Elburn native earns rowing scholarship to D-1 school

By on September 13, 2013

ELBURN—Kylen Patterman is new to the University of Louisville’s rowing team, but she’s one of the most experienced rowers on the team.

The 2008 Kaneland graduate rowed for three years on a club team at Grand Valley State before graduating early with a degree in anthropology—and getting snatched up by the Louisville Cardinals.

“We had a unique opportunity to take someone who’s essentially been through the whole college rowing experience and had two years (of eligibility) left. Frequently, you can get someone with one year left, but not two,” said Derek Copeland, Louisville’s head coach.

Copeland said he expects Patterman to be in the top half of the team quickly.

“She’s had a lot of success rowing at a high level (at Grand Valley). She’s proven; we know she can handle it. She’s new to the program, but she’s not new to the practice schedule, so we think she’s going to make an impact in the top half of the team very quickly.”

The Cardinals have 44 varsity rowers this year, and the novice rowers will probably put the team over 85, Copeland said. With just three full-time coaches, Copeland said he tries to recruit people who can provide leadership on the team.

Kylen Patterman (fourth from left) took up rowing at Grand Valley State University. Courtesy Photo

Kylen Patterman (third from left) took up rowing at Grand Valley State University. Courtesy Photo

That’s a challenging task because, since few high schools have rowing teams, few rowers enter a college team with much experience, he said.

“When you recruit rowers, people haven’t rowed for more than 18 months or a couple of years, because they start late,” Copeland said. “So that’s the benefit for us, because she can help with leading other new athletes on our team.”

Patterman hadn’t planned to go to graduate school right away, but when the Cardinals started talking to her in June and offered her a two-year rowing scholarship, she scrambled to take the GRE and apply to Louisville’s political science program.

“I thought I was done (rowing) when I left Grand Valley, and all of a sudden here I am,” Patterman said. “Everything happened very quickly, and I was fortunate that everything worked out.”

It’s Patterman’s first time racing for a Division I rowing team, but she rowed for the varsity eight—a rowing team’s fastest boat—at Grand Valley, which won the Aberdeen Dad Vail Regatta in May with a time of 6:30.

Grand Valley’s team has won the American Collegiate Rowing Association’s national championship six years in a row, with Patterman rowing in the varsity eight in both 2012 and 2013.

“(They’re) quite serious. I refer to it as ‘super club,’” Copeland said. “The coach is very good. He replicates the DI very well, and they beat a lot of DI teams, so it’s pretty similar.”

Both of Louisville’s assistant coaches used to coach for Grand Valley, so the connection between the programs is strong, Copeland said.
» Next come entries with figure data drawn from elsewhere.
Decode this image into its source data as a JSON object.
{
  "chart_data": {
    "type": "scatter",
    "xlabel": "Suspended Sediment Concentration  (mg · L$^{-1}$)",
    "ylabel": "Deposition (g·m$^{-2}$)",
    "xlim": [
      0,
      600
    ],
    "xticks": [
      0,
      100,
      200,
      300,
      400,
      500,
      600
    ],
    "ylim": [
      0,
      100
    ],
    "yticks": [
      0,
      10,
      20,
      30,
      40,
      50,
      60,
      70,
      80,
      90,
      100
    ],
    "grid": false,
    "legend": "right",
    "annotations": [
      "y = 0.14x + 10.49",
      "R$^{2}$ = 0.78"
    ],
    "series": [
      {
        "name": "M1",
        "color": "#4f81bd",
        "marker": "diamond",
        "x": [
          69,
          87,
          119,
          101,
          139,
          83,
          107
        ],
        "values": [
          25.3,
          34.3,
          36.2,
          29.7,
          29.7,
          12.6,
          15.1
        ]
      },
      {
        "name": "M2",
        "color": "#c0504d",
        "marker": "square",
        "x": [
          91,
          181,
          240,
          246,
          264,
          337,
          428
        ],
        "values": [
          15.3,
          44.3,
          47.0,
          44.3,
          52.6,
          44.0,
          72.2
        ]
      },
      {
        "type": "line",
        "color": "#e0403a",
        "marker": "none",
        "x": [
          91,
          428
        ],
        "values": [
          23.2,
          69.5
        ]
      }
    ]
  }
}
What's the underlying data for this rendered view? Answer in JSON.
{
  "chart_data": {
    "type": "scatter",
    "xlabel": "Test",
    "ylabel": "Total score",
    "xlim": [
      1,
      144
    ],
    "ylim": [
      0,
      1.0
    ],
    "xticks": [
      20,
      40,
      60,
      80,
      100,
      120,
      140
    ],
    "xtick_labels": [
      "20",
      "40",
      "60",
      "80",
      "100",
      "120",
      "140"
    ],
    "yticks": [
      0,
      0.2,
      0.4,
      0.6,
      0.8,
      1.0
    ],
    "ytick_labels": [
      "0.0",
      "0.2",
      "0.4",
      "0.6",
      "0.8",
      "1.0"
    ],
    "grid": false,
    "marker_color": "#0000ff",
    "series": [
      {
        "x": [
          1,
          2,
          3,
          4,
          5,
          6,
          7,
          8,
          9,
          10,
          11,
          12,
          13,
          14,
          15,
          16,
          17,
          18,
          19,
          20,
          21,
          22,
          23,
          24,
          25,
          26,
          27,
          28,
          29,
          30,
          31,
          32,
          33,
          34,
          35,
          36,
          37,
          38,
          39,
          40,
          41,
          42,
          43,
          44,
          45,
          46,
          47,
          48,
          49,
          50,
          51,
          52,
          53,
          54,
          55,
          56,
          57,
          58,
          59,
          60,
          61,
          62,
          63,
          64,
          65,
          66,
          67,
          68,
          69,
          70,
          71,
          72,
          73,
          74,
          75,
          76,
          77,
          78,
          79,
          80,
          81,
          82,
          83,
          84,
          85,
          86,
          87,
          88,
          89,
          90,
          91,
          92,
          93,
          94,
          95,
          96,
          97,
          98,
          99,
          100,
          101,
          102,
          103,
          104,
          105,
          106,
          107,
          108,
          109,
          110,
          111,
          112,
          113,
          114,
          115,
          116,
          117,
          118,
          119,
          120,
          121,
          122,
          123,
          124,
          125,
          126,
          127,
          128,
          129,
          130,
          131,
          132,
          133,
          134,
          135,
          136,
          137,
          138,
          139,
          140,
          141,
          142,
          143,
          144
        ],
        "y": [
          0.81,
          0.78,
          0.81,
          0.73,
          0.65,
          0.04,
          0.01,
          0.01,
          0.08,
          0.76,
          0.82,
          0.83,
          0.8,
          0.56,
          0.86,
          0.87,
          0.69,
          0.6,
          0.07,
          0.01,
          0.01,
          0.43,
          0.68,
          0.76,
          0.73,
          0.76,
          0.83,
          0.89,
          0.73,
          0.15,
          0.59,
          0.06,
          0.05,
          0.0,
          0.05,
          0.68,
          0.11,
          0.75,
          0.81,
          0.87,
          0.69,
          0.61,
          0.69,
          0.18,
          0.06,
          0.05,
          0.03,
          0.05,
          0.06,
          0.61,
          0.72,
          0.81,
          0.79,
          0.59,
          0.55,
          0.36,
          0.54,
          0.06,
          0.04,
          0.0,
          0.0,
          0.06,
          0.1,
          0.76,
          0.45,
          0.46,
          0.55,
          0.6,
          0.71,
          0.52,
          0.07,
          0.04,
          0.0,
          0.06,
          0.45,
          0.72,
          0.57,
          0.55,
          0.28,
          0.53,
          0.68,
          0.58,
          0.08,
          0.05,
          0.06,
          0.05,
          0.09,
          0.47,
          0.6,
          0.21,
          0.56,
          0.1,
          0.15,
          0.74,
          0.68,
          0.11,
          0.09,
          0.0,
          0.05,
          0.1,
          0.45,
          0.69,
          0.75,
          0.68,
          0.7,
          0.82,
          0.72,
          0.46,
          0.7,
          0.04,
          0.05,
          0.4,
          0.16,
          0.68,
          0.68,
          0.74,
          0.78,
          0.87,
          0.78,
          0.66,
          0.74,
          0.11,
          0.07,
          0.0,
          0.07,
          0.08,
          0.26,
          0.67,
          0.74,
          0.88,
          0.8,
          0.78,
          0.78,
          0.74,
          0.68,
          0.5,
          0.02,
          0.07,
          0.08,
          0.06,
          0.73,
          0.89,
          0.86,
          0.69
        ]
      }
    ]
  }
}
“We knew the coaches (at Grand Valley), so we had inside information about her being a good fit for our team. She’s quite smart, so we knew she could come in and adjust pretty quickly to grad school,” he said.
Louisville will be racing at least four boats, each with eight rowers, this fall.

Kylen Patterman (second row) is now attending Louisville University on a scholarship. Courtesy Photo

Kylen Patterman (second row) is now attending Louisville University on a scholarship. Courtesy Photo

The Cardinals finished second overall in the 2013 Big East Championship last year, finishing with 129 points to slip past Syracuse’s 128 points and grab the runner-up trophy. Notre Dame won the Big East for the tenth year in a row with 151 points.

It was a good finish for the Cardinals, who have never competed in the NCAA tournament.

Copeland hopes that the team might break into the NCAA this year, as the Cardinals compete in a new conference, the American Athletic Conference, for the 2013-2014 season.

Out of the 80 Division I rowing programs, the Cardinals were ranked 20 last season—higher than any other school in the AAC—but even if the team doesn’t win their conference, they still have a shot at the NCAA tournament if they row fast enough. The winner of each of the 11 conferences gets an automatic bid to the NCAA, but a selection committee chooses the other 11 teams.

“We were top 20 all last year, and that was a significant jump for us,” Copeland said. “I would expect that trend to continue. Cracking the top 12 or 14 is a pretty big leap, but we are aiming for it.”

Patterman hasn’t been boated yet at Louisville, and the team won’t select its varsity eight until March, after seeing how rowers compete in the longer fall races.

“Right now we have more than four eights, so we keep all the boats very competitive in the fall,” he said. “We want all the boats to be the same speed in the fall so that the younger women can learn from the more experienced ones. We won’t start to split them into boats until the fall, and we won’t decide until March. But we’re very, very happy with our choice (of Patterman). We can tell we made the right one because she’s already fitting into the team.”

Patterman said she was happy to be a Cardinal.

“Honestly, it’s been awesome. The facilities here are absolutely gorgeous, and everyone’s been really nice,” Patterman said. “As a rower, I show up and try to do the best I can and do my part to make the boat go as fast as I possibly can.”